魏承昱斩钉截铁的说道:“决不能拖延行军,大军休整一夜,明日照常行军。”
他心中有两个放不下,一来萧业被软在宫中,说明梁王对他一直心存戒备。拖得越久,萧业暴露的风险就越大。
二来,从徐仲谟口中,他得知离京之后发生了许多事,特别是陆家和齐王谋反一事,让他震惊不已,也想寻个答案。
至于赵倚华,他相信萧业一定早就将她安全转移了。
次日五更,大军埋锅造饭,拔营起寨。魏承昱命韩璋领八百人打着自己的旗号在前,命耿方领七百人打着徐仲谟的旗号在后,两军多置旌旗,军士间隔稀疏,装作主力朝青龙峡行军。
而自己和徐仲谟领着三千五百人相隔五里在后,以便前军遭遇伏击时主力能够迅速支援,合围反伏击。
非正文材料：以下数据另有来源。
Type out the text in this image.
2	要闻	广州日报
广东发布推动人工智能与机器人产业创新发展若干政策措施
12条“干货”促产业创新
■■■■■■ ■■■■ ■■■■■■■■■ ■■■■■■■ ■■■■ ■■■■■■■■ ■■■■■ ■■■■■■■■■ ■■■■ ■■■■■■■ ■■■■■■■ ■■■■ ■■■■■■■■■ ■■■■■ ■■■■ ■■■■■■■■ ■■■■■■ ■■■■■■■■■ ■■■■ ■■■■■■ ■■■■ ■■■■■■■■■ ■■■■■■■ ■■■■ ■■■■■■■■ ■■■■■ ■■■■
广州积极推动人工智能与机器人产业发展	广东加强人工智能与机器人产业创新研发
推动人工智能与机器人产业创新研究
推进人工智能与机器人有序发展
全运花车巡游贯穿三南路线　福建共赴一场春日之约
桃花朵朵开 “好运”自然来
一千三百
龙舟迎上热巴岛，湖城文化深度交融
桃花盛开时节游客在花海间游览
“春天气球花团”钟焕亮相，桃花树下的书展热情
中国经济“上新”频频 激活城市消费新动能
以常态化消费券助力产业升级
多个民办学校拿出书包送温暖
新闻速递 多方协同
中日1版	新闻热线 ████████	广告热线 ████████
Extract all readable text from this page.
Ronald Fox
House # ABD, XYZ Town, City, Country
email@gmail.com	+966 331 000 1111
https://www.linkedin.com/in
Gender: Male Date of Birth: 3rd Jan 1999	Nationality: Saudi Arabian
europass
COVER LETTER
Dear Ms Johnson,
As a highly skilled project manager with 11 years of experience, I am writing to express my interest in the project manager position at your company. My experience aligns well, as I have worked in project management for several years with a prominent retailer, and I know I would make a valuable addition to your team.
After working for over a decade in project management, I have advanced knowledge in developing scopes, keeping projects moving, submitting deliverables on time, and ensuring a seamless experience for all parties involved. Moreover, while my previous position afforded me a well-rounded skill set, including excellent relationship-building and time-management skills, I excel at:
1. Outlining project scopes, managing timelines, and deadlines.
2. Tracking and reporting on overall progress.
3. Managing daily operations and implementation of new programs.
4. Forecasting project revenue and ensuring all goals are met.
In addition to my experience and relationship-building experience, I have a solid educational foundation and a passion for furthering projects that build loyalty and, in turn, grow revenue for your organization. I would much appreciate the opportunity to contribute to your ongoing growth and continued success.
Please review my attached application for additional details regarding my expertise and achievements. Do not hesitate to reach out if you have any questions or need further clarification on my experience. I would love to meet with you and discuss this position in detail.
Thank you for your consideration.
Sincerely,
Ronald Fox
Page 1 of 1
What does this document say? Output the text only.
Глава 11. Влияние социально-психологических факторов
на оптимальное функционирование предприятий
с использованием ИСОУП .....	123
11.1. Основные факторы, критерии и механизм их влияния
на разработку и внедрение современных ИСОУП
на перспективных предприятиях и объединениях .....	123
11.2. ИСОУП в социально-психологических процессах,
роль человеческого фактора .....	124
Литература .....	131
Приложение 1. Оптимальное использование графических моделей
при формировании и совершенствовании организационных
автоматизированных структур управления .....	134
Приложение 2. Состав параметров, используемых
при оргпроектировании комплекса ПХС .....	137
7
天色大亮时,韩璋和耿方行到青龙峡,两侧山体多峭壁,平缓处又多溶洞,地形复杂,最易隐蔽和分段伏击。
两人越走越心惊,全神贯注戒备着。突然,一阵哨音响起,密集的箭雨从天而降!
行在前头的韩璋连忙命令架起盾牌阵,而行在后面的耿方也是如此遭遇,两人各自结阵,首尾不能相顾。
两侧山坡箭雨过后,轻骑紧随其后冲出,再后步兵掩杀而来!
韩璋和耿方早有心理准备,一面命令换阵,一面命令擂响战鼓。
兵士们既知大军随后就到,便不慌乱,迅速将辎重车辆排在两侧,弩兵架起弓弩,压制骑兵锐气。待敌军冲入阵内,两军肉搏,更是勇武不退。
而随后行进的魏承昱和徐仲谟听到战鼓擂响,迅速响应,全力极速冲至青龙峡,从两翼包抄合围,将叛军反围其中!
青龙峡中,马嘶人吼,血染残阳,战役持续了一日,最后只剩惨烈。